Godzilla is worth looking at because it epitomizes this history. The monster Godzilla debuted in 1954, and by the end of the 1990s, he had appeared in more than twenty films. In the West, Godzilla is something of a joke, synonymous with campy low-tech effects, but standards in Japan are now so low that critics polled at the prestigious bimonthly Kinema Junpo (Cinema Journal) voted it one of the twenty best Japanese films ever made. Each Godzilla film since 1989 has been among the top five money earners of the year for Toho, the company that produces them; Godzilla vs. Destroyer was the top-grossing movie of 1996.
It is not only in Godzilla and Otoko wa tsurai yo that old themes are repeated endlessly. Ekimae (In Front of the Station) had twenty-four installments from 1958 to 1969; Shacho (Company President) had forty remakes between 1956 and 1971. And there are numerous others, including the popular new comedy series Tsuri Baka Nisshi (Idiot Fisherman Diary), headed for its tenth installment. Repeats dominate the market: in 1996, thirteen of the top twenty films were installments in series. Hollywood is not averse to series, viz. James Bond, Indiana Jones, Star Wars, Lethal Weapon, and so forth, but generally speaking these are not cookie-cutter series but sequels based on a successful first movie, with very different stories, casts, directors, and actors. Formulaic series of the Japanese type flourished commonly before World War II: Westerns, Abbott and Costello, Laurel and Hardy, etc., and they exist today at the lower end of the movie market in the horror and high-school genres: A Nightmare on Elm Street, Friday the 13th, and so forth. But they are sideshows to the real business of Hollywood. Outside of Japan, producers learned long ago that cookie-cutter series, unless aimed at a niche market such as teenagers, soon lose their audiences.

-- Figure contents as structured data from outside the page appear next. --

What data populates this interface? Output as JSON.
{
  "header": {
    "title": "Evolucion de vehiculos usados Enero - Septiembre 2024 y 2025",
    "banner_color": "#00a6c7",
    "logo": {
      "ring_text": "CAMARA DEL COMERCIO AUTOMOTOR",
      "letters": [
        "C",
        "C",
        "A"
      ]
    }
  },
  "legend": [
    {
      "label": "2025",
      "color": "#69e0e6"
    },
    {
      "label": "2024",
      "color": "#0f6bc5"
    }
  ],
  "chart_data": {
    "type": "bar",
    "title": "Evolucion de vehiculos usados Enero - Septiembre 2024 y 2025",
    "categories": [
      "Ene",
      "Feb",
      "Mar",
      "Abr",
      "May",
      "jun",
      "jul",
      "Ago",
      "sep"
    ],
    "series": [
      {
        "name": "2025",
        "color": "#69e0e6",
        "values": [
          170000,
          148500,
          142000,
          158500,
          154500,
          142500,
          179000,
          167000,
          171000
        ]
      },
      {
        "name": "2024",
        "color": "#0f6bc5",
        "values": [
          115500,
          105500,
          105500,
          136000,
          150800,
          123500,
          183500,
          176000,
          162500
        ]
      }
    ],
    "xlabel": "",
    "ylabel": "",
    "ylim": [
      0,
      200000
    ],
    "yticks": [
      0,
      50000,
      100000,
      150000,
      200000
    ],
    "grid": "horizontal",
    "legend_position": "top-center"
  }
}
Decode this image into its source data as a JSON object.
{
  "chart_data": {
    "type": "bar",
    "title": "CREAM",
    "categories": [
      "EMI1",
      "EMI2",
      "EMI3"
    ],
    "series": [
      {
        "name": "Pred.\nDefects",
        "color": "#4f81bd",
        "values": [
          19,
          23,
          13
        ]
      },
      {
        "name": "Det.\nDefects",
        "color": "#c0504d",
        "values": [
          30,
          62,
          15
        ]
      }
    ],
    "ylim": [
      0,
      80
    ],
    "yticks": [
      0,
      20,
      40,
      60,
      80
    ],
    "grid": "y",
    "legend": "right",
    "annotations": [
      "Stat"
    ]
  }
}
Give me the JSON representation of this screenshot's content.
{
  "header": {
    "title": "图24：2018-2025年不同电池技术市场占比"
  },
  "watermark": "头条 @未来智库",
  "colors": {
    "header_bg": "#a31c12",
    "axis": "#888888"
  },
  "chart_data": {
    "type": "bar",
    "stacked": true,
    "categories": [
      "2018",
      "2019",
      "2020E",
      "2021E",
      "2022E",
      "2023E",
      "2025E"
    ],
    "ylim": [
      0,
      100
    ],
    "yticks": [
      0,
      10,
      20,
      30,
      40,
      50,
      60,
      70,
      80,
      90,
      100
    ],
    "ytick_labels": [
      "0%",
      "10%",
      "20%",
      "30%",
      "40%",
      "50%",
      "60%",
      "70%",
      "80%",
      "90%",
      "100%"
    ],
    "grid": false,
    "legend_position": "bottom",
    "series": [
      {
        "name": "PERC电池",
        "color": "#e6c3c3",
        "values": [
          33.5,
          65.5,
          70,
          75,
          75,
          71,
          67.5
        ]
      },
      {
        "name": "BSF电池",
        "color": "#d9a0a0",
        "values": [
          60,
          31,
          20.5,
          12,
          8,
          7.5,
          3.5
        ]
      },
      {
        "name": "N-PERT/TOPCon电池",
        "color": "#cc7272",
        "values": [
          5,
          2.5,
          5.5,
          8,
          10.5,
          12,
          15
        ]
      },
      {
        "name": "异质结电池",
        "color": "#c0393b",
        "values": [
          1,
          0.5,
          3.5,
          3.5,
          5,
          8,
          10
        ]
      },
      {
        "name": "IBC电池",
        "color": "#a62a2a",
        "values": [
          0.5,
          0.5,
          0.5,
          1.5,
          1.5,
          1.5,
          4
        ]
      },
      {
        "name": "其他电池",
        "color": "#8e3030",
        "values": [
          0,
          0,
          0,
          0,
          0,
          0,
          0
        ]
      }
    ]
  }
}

In light of what we know about Japan's educational system, it should come as no surprise that cinema would devolve into this endless repetition of old formulas. In Godzilla we can also see the way in which insularity, another trait perpetuated by the school system, manifests itself in film. In 1962's King Kong vs. Godzilla, Arikawa Sadamasu, the cinematographer, recounts, «director Ishiro Honda saw King Kong as a symbol of America, Godzilla as a symbol of Japan, and the fighting between the two monsters a representation of the conflict between the two countries.» In one striking scene, Godzilla's burning breath sets fire to King Kong's chest hair. The theme continues in later films such as 1990s Godzilla vs. King Ghidora, in which Godzilla battles U.S. troops fighting the Japanese in 1944. Caucasians from the future then capture him and devastate modern Japan with a three-headed dragon – their aim being to force the country to buy foreign computers. Such is the level of «internationalization» in Japanese cinema: filmmakers cannot get beyond the idea that the Japanese are all alone, victims of foreign monsters.